CELEBRITY FANS/Niall Tobin, golf
When did you start playing golf?
When I was a kid growing up in Cork, on the north side of the city there was a place called “The Fair Field”, which was an abandoned fairground and public property.
As kids, we turned a corner of it into a pitch and putt course. We had a couple of clubs which belonged to the only man on our road who used to play golf.
We used to have to share the putter around.
For ordinary, working class people, golf was something other people did.
Willie O’Dwyer, who was the owner of Sunbeam Wolsey, put a pitch and putt course in the factory grounds.
He encouraged people to play pitch and putt, and it spread like wildfire.
From that, ordinary people began to play golf in Cork. Before that only parish priests, Garda superintendents and the like played the game.
Did you see Jimmy Bruen play?
When I was very young I saw him, but I was only a kid – I wouldn’t have known what he was doing. He lived down near the river.
I remember during the war when golf balls were very hard to come by, and when he was practising his drives, a lot of his drives used to go over into the water so when the tide used to go out, there were golf balls to be picked up.

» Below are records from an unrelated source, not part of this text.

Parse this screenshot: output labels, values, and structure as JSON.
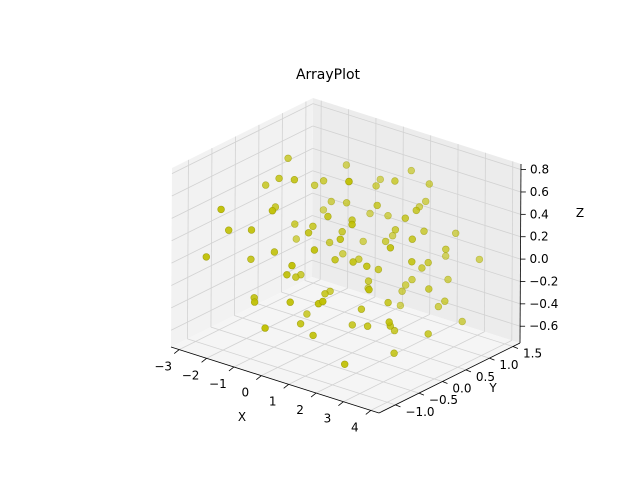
{
  "chart_data": {
    "type": "scatter",
    "projection": "3d",
    "title": "ArrayPlot",
    "xlabel": "X",
    "ylabel": "Y",
    "zlabel": "Z",
    "xlim": [
      -3.3,
      4.3
    ],
    "ylim": [
      -1.35,
      1.65
    ],
    "zlim": [
      -0.75,
      0.85
    ],
    "xticks": [
      -3,
      -2,
      -1,
      0,
      1,
      2,
      3,
      4
    ],
    "xtick_labels": [
      "−3",
      "−2",
      "−1",
      "0",
      "1",
      "2",
      "3",
      "4"
    ],
    "yticks": [
      -1.0,
      -0.5,
      0.0,
      0.5,
      1.0,
      1.5
    ],
    "ytick_labels": [
      "−1.0",
      "−0.5",
      "0.0",
      "0.5",
      "1.0",
      "1.5"
    ],
    "zticks": [
      -0.6,
      -0.4,
      -0.2,
      0.0,
      0.2,
      0.4,
      0.6,
      0.8
    ],
    "ztick_labels": [
      "−0.6",
      "−0.4",
      "−0.2",
      "0.0",
      "0.2",
      "0.4",
      "0.6",
      "0.8"
    ],
    "grid": true,
    "marker_color": "#bfbf00",
    "series": [
      {
        "points": [
          [
            -2.8,
            -0.9,
            0.0
          ],
          [
            -2.5,
            -0.6,
            0.2
          ],
          [
            -2.2,
            -0.3,
            -0.1
          ],
          [
            -2.0,
            0.1,
            0.3
          ],
          [
            -1.8,
            0.4,
            0.1
          ],
          [
            -1.6,
            0.7,
            0.4
          ],
          [
            -1.5,
            1.0,
            0.2
          ],
          [
            -1.3,
            1.2,
            0.5
          ],
          [
            -1.2,
            -0.8,
            -0.3
          ],
          [
            -1.0,
            -0.5,
            0.1
          ],
          [
            -0.9,
            -0.1,
            -0.2
          ],
          [
            -0.8,
            0.2,
            0.2
          ],
          [
            -0.7,
            0.5,
            0.0
          ],
          [
            -0.6,
            0.8,
            0.3
          ],
          [
            -0.5,
            1.1,
            -0.1
          ],
          [
            -0.4,
            1.4,
            0.4
          ],
          [
            -0.3,
            -1.1,
            -0.4
          ],
          [
            -0.2,
            -0.7,
            0.0
          ],
          [
            -0.1,
            -0.3,
            0.3
          ],
          [
            0.0,
            0.0,
            -0.3
          ],
          [
            0.1,
            0.3,
            0.2
          ],
          [
            0.2,
            0.6,
            -0.1
          ],
          [
            0.3,
            0.9,
            0.5
          ],
          [
            0.4,
            1.2,
            0.0
          ],
          [
            0.5,
            -1.0,
            0.2
          ],
          [
            0.6,
            -0.6,
            -0.5
          ],
          [
            0.7,
            -0.2,
            0.1
          ],
          [
            0.8,
            0.1,
            0.4
          ],
          [
            0.9,
            0.4,
            -0.2
          ],
          [
            1.0,
            0.7,
            0.1
          ],
          [
            1.1,
            1.0,
            -0.4
          ],
          [
            1.2,
            1.3,
            0.3
          ],
          [
            1.3,
            -0.9,
            -0.1
          ],
          [
            1.4,
            -0.5,
            0.4
          ],
          [
            1.5,
            -0.1,
            -0.3
          ],
          [
            1.6,
            0.2,
            0.0
          ],
          [
            1.7,
            0.5,
            0.3
          ],
          [
            1.8,
            0.8,
            -0.2
          ],
          [
            1.9,
            1.1,
            0.6
          ],
          [
            2.0,
            1.4,
            -0.1
          ],
          [
            2.1,
            -0.8,
            -0.6
          ],
          [
            2.2,
            -0.4,
            0.2
          ],
          [
            2.3,
            0.0,
            -0.2
          ],
          [
            2.4,
            0.3,
            0.5
          ],
          [
            2.5,
            0.6,
            0.0
          ],
          [
            2.6,
            0.9,
            -0.4
          ],
          [
            2.7,
            1.2,
            0.2
          ],
          [
            2.8,
            -0.7,
            0.1
          ],
          [
            2.9,
            -0.3,
            -0.3
          ],
          [
            3.0,
            0.1,
            0.4
          ],
          [
            3.1,
            0.4,
            -0.1
          ],
          [
            3.2,
            0.7,
            0.2
          ],
          [
            3.3,
            1.0,
            -0.5
          ],
          [
            3.4,
            1.3,
            0.0
          ],
          [
            3.5,
            -0.2,
            0.3
          ],
          [
            -2.6,
            0.9,
            -0.2
          ],
          [
            -2.3,
            1.3,
            0.0
          ],
          [
            -2.1,
            -1.0,
            0.5
          ],
          [
            -1.9,
            -0.4,
            -0.4
          ],
          [
            -1.7,
            0.0,
            0.6
          ],
          [
            -1.4,
            0.3,
            -0.3
          ],
          [
            -1.1,
            0.6,
            0.5
          ],
          [
            -0.9,
            0.9,
            -0.2
          ],
          [
            -0.6,
            1.3,
            0.1
          ],
          [
            -0.4,
            -0.9,
            0.6
          ],
          [
            -0.2,
            -0.4,
            -0.5
          ],
          [
            0.0,
            0.5,
            0.6
          ],
          [
            0.2,
            0.8,
            -0.4
          ],
          [
            0.4,
            1.1,
            0.2
          ],
          [
            0.6,
            -0.3,
            0.5
          ],
          [
            0.8,
            -0.7,
            0.3
          ],
          [
            1.0,
            0.0,
            -0.5
          ],
          [
            1.2,
            0.4,
            0.5
          ],
          [
            1.4,
            0.9,
            -0.3
          ],
          [
            1.6,
            1.2,
            0.4
          ],
          [
            1.8,
            -1.1,
            0.0
          ],
          [
            2.0,
            -0.6,
            0.6
          ],
          [
            2.2,
            0.2,
            -0.5
          ],
          [
            2.4,
            0.7,
            0.3
          ],
          [
            2.6,
            1.1,
            -0.2
          ],
          [
            2.8,
            0.3,
            0.6
          ],
          [
            3.0,
            0.8,
            -0.3
          ],
          [
            3.2,
            -0.5,
            -0.2
          ],
          [
            -2.4,
            0.6,
            0.6
          ],
          [
            -1.0,
            0.2,
            -0.6
          ],
          [
            0.1,
            -0.8,
            -0.2
          ],
          [
            0.9,
            1.3,
            0.6
          ],
          [
            1.9,
            -0.2,
            -0.4
          ],
          [
            2.9,
            0.5,
            0.1
          ],
          [
            3.6,
            0.1,
            -0.4
          ],
          [
            -0.8,
            -0.2,
            0.7
          ],
          [
            0.5,
            0.2,
            0.7
          ],
          [
            1.5,
            0.6,
            0.7
          ],
          [
            -2.7,
            0.3,
            0.4
          ],
          [
            3.4,
            -0.6,
            0.5
          ],
          [
            -1.5,
            -0.7,
            0.3
          ],
          [
            -0.5,
            0.4,
            -0.4
          ],
          [
            0.7,
            1.2,
            -0.6
          ],
          [
            1.7,
            -0.4,
            0.2
          ],
          [
            2.7,
            -0.1,
            -0.6
          ]
        ]
      }
    ]
  }
}
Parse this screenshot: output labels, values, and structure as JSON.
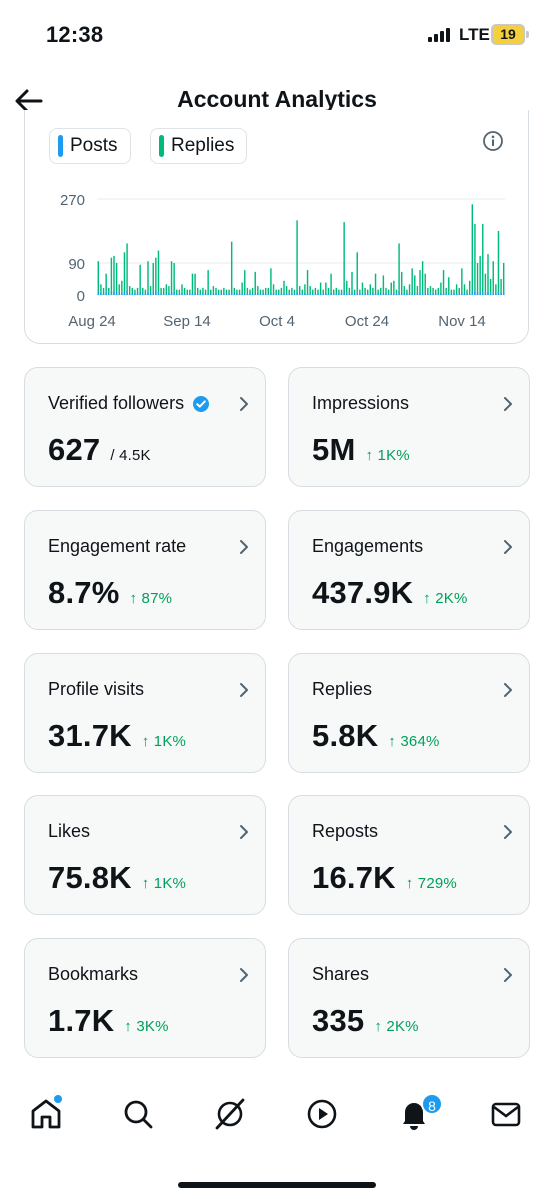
{
  "status": {
    "time": "12:38",
    "network": "LTE",
    "battery": "19"
  },
  "header": {
    "title": "Account Analytics"
  },
  "chart": {
    "legend": [
      {
        "label": "Posts",
        "color": "#1d9bf0"
      },
      {
        "label": "Replies",
        "color": "#00ba7c"
      }
    ]
  },
  "chart_data": {
    "type": "bar",
    "y_ticks": [
      "270",
      "90",
      "0"
    ],
    "x_ticks": [
      "Aug 24",
      "Sep 14",
      "Oct 4",
      "Oct 24",
      "Nov 14"
    ],
    "ylim": [
      0,
      270
    ],
    "grid": true,
    "series": [
      {
        "name": "Replies",
        "color": "#00ba7c",
        "values": [
          95,
          30,
          20,
          60,
          20,
          105,
          110,
          90,
          30,
          40,
          120,
          145,
          25,
          20,
          15,
          20,
          85,
          20,
          15,
          95,
          25,
          90,
          105,
          125,
          20,
          20,
          30,
          25,
          95,
          90,
          15,
          15,
          30,
          20,
          15,
          15,
          60,
          60,
          20,
          15,
          20,
          15,
          70,
          15,
          25,
          20,
          15,
          15,
          20,
          15,
          15,
          150,
          20,
          15,
          15,
          35,
          70,
          20,
          15,
          20,
          65,
          25,
          15,
          15,
          20,
          20,
          75,
          30,
          15,
          15,
          20,
          40,
          25,
          15,
          20,
          15,
          210,
          25,
          15,
          30,
          70,
          25,
          15,
          20,
          15,
          35,
          15,
          35,
          20,
          60,
          15,
          20,
          15,
          15,
          205,
          40,
          20,
          65,
          15,
          120,
          15,
          35,
          20,
          15,
          30,
          20,
          60,
          15,
          20,
          55,
          20,
          15,
          35,
          40,
          15,
          145,
          65,
          25,
          15,
          30,
          75,
          55,
          25,
          70,
          95,
          60,
          20,
          25,
          20,
          15,
          20,
          35,
          70,
          20,
          50,
          15,
          15,
          30,
          20,
          75,
          30,
          15,
          40,
          255,
          200,
          90,
          110,
          200,
          60,
          115,
          45,
          95,
          30,
          180,
          45,
          90
        ]
      },
      {
        "name": "Posts",
        "color": "#1d9bf0",
        "values": [
          10,
          5,
          5,
          8,
          5,
          10,
          10,
          8,
          5,
          5,
          10,
          12,
          5,
          5,
          4,
          5,
          8,
          4,
          4,
          8,
          5,
          8,
          10,
          10,
          4,
          4,
          5,
          5,
          8,
          8,
          4,
          4,
          5,
          4,
          4,
          4,
          6,
          6,
          4,
          4,
          4,
          4,
          6,
          4,
          5,
          4,
          4,
          4,
          4,
          4,
          4,
          10,
          4,
          4,
          4,
          5,
          6,
          4,
          4,
          4,
          6,
          5,
          4,
          4,
          4,
          4,
          6,
          5,
          4,
          4,
          4,
          5,
          5,
          4,
          4,
          4,
          12,
          5,
          4,
          5,
          6,
          5,
          4,
          4,
          4,
          5,
          4,
          5,
          4,
          6,
          4,
          4,
          4,
          4,
          12,
          5,
          4,
          6,
          4,
          10,
          4,
          5,
          4,
          4,
          5,
          4,
          6,
          4,
          4,
          5,
          4,
          4,
          5,
          5,
          4,
          10,
          6,
          5,
          4,
          5,
          6,
          5,
          5,
          6,
          8,
          6,
          4,
          5,
          4,
          4,
          4,
          5,
          6,
          4,
          5,
          4,
          4,
          5,
          4,
          6,
          5,
          4,
          5,
          12,
          10,
          8,
          8,
          10,
          6,
          8,
          5,
          8,
          5,
          10,
          5,
          8
        ]
      }
    ]
  },
  "stats": [
    {
      "label": "Verified followers",
      "value": "627",
      "sub": "/ 4.5K",
      "change": ""
    },
    {
      "label": "Impressions",
      "value": "5M",
      "sub": "",
      "change": "↑ 1K%"
    },
    {
      "label": "Engagement rate",
      "value": "8.7%",
      "sub": "",
      "change": "↑ 87%"
    },
    {
      "label": "Engagements",
      "value": "437.9K",
      "sub": "",
      "change": "↑ 2K%"
    },
    {
      "label": "Profile visits",
      "value": "31.7K",
      "sub": "",
      "change": "↑ 1K%"
    },
    {
      "label": "Replies",
      "value": "5.8K",
      "sub": "",
      "change": "↑ 364%"
    },
    {
      "label": "Likes",
      "value": "75.8K",
      "sub": "",
      "change": "↑ 1K%"
    },
    {
      "label": "Reposts",
      "value": "16.7K",
      "sub": "",
      "change": "↑ 729%"
    },
    {
      "label": "Bookmarks",
      "value": "1.7K",
      "sub": "",
      "change": "↑ 3K%"
    },
    {
      "label": "Shares",
      "value": "335",
      "sub": "",
      "change": "↑ 2K%"
    }
  ],
  "tabbar": {
    "notifications_count": "8"
  },
  "colors": {
    "positive": "#00a05a",
    "accent": "#1d9bf0",
    "reply_green": "#00ba7c"
  }
}
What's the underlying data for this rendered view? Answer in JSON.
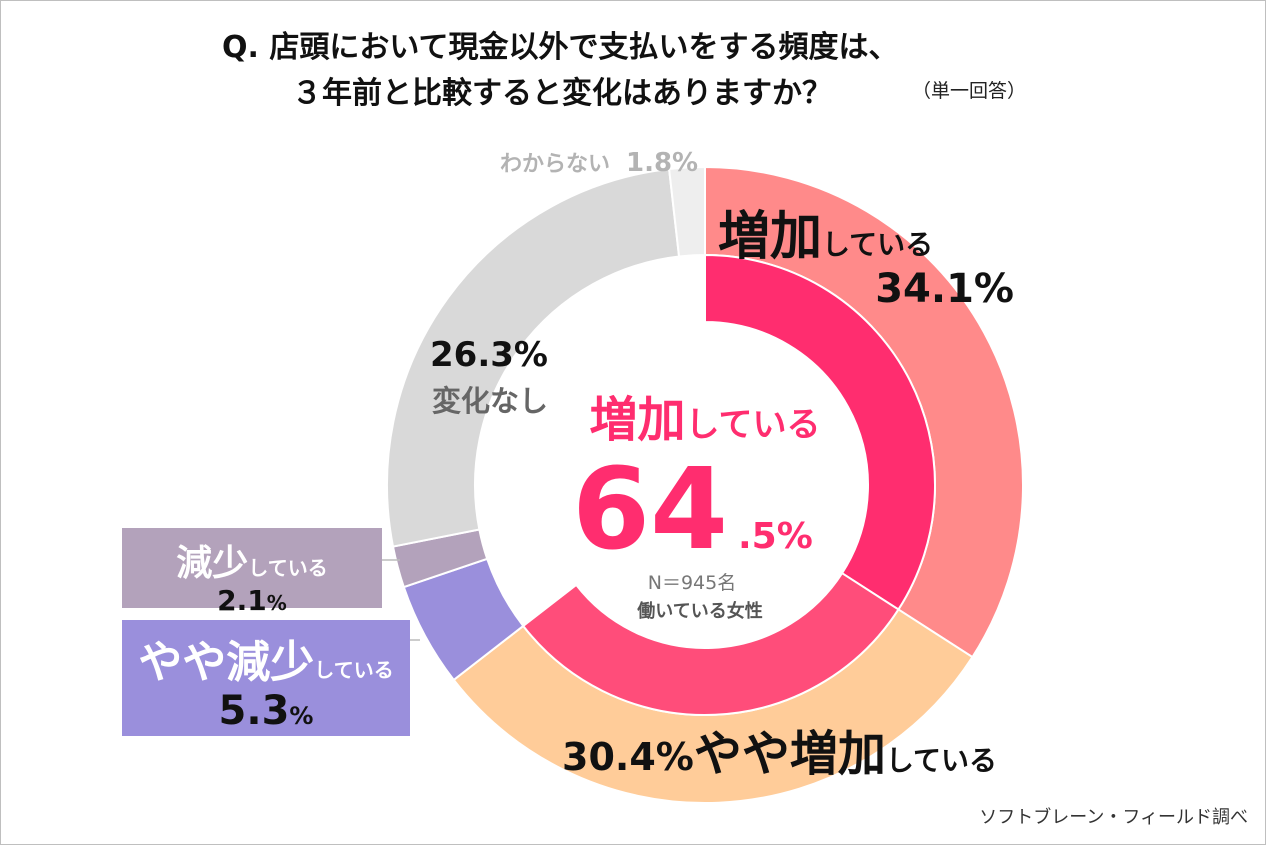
{
  "header": {
    "question_line1": "Q.  店頭において現金以外で支払いをする頻度は、",
    "question_line2": "３年前と比較すると変化はありますか？",
    "note": "（単一回答）"
  },
  "chart_data": {
    "type": "pie",
    "subtype": "double-donut",
    "outer_ring": {
      "categories": [
        "増加している",
        "やや増加している",
        "やや減少している",
        "減少している",
        "変化なし",
        "わからない"
      ],
      "values": [
        34.1,
        30.4,
        5.3,
        2.1,
        26.3,
        1.8
      ],
      "colors": [
        "#ff8a8a",
        "#ffcc99",
        "#9a8fdc",
        "#b3a2bb",
        "#d9d9d9",
        "#eeeeee"
      ]
    },
    "inner_ring": {
      "categories": [
        "増加している",
        "やや増加している"
      ],
      "values": [
        34.1,
        30.4
      ],
      "colors": [
        "#ff2d6f",
        "#ff4d7a"
      ],
      "total_label": "増加している",
      "total_value": "64",
      "total_value_decimal": ".5%"
    },
    "center": {
      "sample": "N＝945名",
      "population": "働いている女性"
    }
  },
  "labels": {
    "increase": {
      "big": "増加",
      "small": "している",
      "value": "34.1%"
    },
    "slight_increase": {
      "value": "30.4%",
      "big": "やや増加",
      "small": "している"
    },
    "slight_decrease": {
      "big": "やや減少",
      "small": "している",
      "value": "5.3",
      "unit": "%"
    },
    "decrease": {
      "big": "減少",
      "small": "している",
      "value": "2.1",
      "unit": "%"
    },
    "no_change": {
      "value": "26.3%",
      "label": "変化なし"
    },
    "unknown": {
      "label": "わからない",
      "value": "1.8%"
    }
  },
  "source": "ソフトブレーン・フィールド調べ"
}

He would reward anybody who brought a golf ball back with six pence.
At that time, golf balls were so priceless people used to repaint them.
What handicap are you?
That’s a secret.
What’s the lowest handicap you’ve been?
14.
What’s the best part of your game?
My putting – I’m a very good putter.
Did you ever get a hole in one?
I’ve got three. I had one at Little Island in Cork. I had one in Greystones and one, I think, in the old Rathfarnham nine-hole course.
Do you have a favourite golfer?
To me, Christy O’Connor snr was the greatest of them all.
Did you ever play with him?
I did, a couple of times. He was the pro in Royal Dublin, where I’m a member.
What was the silliest thing that happened to you on a golf course?
I was playing in a charity event and I was on Christy’s team. It was down in the Curragh, I think. Christy had attracted a local gallery, of course, about 150 people.
We came to about the 15th hole, a par three.
Having had a quick look at the hole, I took out an eight iron. When I got up on the tee, which was elevated, I noticed that I’d miscalculated the length of the hole.
What seemed to me to be a tree sticking up behind the green was actually in front of it.
Instead of being about 140 yards, the hole was another 100 yards along with that. But I was up now on the tee.
Christy was standing beside me and I was holding the club by the head, to conceal the fact that I had an eight iron in my hand.
He knew there was something up.
He was looking at my hand. So anyway I hit the ball and it didn’t go half the distance, but before I could put the club away this big hand came over and prized my fingers apart.
“Oh,” he said, looking at the club, “an eight iron. Strong man.”
He knew the minute I’d gotten up on the tee that I’d gotten the wrong club, but I didn’t want to go back because people would think that I was showing off.
He’d read the whole situation before I’d even hit the ball.
What is good about golf?
It’s a ceremony. There are lots of lovely things about golf which are nice; they’re stupid, but they’re nice.
There’s a civility to it, not that I practice that very much. There’s a code of honour – if you make a mistake or play a foul shot and nobody has seen it, you own up to it.
What’s the best golfing advice you’ve received?
I was doing a gig in Killarney when they were playing the Irish Open there.
On the day before the tournament started, the captain had a sort of a day where pros would play with members and that.
I was on a team with Mr Nick Faldo. It was the first time that he won the Irish Open there.
After about four holes he came over to me and he put his arm around me and said: “Look, old man, you’ve got to stop doing what you’re doing.”
I said: “What am I doing?”
To which he replied: “I’m damned if I know, but you’ve got to stop it.”
In an interview with Richard Fitzpatrick.